I talked to other local growers regarding their pest management with gooseberries and currants, and encountered a range of approaches, from flaming the rows, to releasing poultry to feed on the insects in the area of the planting. I would like to try both of these methods, but currently the infrastructure at Cloud Mountain does not allow for it. There will likely be a flamer around next year and I plan on providing a write-up of my pest management trials so that hopefully a future intern will take the gooseberries and currants under their wing.
Much of this year’s crop did become infested with the gooseberry maggot, but I was able to salvage some of the crop and involve myself a little in the marketing side of things. Between the farmer’s market, calls into the farm, and local chefs and bakers, we received more requests for gooseberries and currants than we could supply. Thus I believe that these are viable and profitable crops for local growers, but only when accompanied by an established management plan. For the remainder of the season I have placed heavy landscape cloth beneath one of the rows as a barrier to larvae attempting to pupate into the soil.

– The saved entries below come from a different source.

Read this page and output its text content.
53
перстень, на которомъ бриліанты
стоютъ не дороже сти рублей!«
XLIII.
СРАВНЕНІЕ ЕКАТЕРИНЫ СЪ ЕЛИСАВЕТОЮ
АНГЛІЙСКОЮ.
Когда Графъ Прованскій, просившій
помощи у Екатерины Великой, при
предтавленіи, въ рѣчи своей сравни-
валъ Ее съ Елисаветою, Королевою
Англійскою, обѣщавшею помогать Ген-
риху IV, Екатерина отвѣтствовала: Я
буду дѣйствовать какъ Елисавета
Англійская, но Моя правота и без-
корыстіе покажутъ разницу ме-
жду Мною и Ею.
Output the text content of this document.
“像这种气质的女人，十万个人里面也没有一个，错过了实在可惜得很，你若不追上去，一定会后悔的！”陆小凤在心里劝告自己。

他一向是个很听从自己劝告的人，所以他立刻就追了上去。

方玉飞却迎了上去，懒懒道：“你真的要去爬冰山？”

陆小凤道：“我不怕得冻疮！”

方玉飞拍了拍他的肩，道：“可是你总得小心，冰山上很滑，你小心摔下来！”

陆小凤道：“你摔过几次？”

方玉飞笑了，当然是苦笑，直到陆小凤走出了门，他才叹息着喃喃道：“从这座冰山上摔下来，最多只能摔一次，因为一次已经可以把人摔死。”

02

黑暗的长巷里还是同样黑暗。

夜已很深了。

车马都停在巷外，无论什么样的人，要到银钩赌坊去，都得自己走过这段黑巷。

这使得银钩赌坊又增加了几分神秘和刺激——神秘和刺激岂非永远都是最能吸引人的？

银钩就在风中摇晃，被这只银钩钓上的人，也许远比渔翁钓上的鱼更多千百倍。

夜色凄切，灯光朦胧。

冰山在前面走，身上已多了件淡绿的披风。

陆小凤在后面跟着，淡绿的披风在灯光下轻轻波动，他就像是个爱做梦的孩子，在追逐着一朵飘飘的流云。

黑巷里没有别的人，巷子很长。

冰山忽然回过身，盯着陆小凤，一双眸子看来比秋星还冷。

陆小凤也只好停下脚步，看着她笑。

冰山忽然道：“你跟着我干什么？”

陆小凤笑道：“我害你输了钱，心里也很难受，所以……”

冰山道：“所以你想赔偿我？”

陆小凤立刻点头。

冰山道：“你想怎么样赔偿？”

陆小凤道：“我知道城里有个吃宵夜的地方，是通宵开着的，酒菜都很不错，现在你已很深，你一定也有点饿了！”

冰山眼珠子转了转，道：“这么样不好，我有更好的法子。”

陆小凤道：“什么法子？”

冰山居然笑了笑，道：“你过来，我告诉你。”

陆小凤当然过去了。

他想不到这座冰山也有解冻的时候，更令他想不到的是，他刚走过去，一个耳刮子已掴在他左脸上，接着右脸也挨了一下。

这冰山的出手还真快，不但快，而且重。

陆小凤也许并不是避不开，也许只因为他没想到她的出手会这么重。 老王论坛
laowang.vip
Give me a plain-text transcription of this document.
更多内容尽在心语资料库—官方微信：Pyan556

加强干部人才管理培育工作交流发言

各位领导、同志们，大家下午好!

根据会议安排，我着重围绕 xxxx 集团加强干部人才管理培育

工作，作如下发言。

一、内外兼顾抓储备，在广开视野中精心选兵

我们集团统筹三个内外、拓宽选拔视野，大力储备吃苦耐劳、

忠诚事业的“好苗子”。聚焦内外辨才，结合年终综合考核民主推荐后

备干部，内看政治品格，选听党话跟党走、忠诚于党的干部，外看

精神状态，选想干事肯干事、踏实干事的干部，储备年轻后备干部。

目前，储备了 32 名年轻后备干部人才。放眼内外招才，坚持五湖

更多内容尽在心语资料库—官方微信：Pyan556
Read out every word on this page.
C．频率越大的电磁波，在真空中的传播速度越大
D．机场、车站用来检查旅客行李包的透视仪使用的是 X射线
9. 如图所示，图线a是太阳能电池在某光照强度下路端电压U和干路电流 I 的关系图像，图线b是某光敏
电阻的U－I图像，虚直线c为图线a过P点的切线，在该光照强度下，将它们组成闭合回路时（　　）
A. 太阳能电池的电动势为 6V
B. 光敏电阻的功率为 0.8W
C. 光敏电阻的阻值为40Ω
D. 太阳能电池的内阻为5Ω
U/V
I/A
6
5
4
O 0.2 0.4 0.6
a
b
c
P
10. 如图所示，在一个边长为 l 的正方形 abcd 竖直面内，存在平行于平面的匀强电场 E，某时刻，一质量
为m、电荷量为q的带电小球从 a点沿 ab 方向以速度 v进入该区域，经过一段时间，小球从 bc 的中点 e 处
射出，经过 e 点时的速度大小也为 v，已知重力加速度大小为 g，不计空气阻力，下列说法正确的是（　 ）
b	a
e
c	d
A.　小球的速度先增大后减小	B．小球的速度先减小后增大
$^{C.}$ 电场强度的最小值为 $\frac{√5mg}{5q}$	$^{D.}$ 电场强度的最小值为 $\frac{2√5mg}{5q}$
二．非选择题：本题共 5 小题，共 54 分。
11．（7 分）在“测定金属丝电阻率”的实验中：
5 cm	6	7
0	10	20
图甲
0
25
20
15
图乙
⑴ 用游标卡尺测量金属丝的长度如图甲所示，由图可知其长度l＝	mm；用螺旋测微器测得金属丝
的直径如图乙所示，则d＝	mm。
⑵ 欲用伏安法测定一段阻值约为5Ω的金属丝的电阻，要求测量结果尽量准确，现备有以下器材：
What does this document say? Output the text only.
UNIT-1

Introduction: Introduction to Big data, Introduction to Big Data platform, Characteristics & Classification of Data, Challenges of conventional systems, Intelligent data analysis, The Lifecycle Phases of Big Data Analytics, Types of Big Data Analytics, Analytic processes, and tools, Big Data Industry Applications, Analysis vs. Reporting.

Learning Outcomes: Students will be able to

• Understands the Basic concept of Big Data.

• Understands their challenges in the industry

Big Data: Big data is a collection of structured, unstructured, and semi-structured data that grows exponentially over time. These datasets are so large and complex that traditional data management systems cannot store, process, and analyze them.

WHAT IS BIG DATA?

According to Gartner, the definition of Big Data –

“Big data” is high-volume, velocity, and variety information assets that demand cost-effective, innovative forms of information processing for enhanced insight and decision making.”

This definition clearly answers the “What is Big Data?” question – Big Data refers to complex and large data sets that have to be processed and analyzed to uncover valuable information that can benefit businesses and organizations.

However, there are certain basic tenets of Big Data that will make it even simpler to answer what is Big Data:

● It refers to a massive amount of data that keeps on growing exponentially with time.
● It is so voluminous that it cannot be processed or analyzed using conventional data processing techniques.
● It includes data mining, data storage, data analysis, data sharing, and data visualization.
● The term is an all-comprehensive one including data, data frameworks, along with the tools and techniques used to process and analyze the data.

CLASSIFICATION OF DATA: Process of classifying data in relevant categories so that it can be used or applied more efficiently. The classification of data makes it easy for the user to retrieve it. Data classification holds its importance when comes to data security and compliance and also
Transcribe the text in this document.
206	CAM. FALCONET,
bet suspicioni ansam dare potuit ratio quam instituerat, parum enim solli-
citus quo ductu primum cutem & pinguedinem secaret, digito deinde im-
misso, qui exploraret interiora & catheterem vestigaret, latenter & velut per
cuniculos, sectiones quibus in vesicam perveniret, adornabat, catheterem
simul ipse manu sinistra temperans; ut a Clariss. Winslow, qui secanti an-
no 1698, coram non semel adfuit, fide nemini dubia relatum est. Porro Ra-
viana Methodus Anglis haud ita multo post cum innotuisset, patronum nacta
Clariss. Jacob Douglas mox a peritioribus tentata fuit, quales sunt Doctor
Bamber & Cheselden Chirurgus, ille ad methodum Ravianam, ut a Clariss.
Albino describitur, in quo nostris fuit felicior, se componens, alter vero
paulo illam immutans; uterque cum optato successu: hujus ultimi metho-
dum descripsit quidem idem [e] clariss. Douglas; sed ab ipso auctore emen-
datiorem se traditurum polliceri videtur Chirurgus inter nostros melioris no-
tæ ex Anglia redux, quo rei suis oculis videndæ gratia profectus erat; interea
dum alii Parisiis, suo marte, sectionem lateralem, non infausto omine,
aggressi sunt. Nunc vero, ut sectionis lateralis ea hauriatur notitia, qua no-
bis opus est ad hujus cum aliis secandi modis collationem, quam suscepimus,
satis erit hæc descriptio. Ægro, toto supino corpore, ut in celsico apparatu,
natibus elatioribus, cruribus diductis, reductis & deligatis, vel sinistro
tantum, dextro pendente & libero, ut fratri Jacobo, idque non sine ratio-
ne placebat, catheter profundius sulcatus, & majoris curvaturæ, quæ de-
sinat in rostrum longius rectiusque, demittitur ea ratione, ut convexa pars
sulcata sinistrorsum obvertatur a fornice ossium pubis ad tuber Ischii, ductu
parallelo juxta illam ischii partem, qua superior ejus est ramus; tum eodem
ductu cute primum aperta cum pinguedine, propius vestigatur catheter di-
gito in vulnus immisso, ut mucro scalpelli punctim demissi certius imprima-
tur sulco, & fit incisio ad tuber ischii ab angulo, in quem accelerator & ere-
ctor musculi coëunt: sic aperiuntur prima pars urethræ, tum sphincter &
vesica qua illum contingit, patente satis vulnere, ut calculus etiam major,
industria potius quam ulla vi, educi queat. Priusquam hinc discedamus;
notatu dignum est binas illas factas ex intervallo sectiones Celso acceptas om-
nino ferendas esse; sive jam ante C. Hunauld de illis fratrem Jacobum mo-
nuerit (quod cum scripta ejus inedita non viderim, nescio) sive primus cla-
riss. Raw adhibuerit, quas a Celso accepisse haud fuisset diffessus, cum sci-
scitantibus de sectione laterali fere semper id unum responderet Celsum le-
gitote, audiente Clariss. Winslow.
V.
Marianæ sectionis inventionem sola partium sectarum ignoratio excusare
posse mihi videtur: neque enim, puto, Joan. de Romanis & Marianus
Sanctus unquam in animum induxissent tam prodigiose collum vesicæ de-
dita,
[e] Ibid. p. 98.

I have also worked to prune the plants into a more up-right, fan shape, and clear, open base to allow air flow and better cover/adherence of any spray applications.
This project became much more about managing a pest population, and less about marketing than I had imagined. But I feel I am coming away with a better understanding of not only the challenges associated with growing a perennial small-fruit crop, but also the benefits—you get to try again next year! In the end, these fruits really do flourish in this climate, and I saw and tasted the diversity of varietals and culinary possibilities. The plants look great, the staff has heard me bugging them about gooseberries and currants that there’s no way they’ll forget them, and there’s sure to be a bountiful crop next year. Like any project, I am left with a few ideas of how I, and hopefully those after me, could do things differently: Be on high alert for the emergence of adult flies in the spring—check for puncture wounds in the fruit, signs of the flies themselves, and consult the WSU and OSU pest management sites for detailed information; If applying sprays, be sure to have the plants pruned to allow full coverage, and the base of the plants free of any branches or weeds. Despite the difficulties, I think there is a great niche in currant and gooseberry production in the Pacific North West.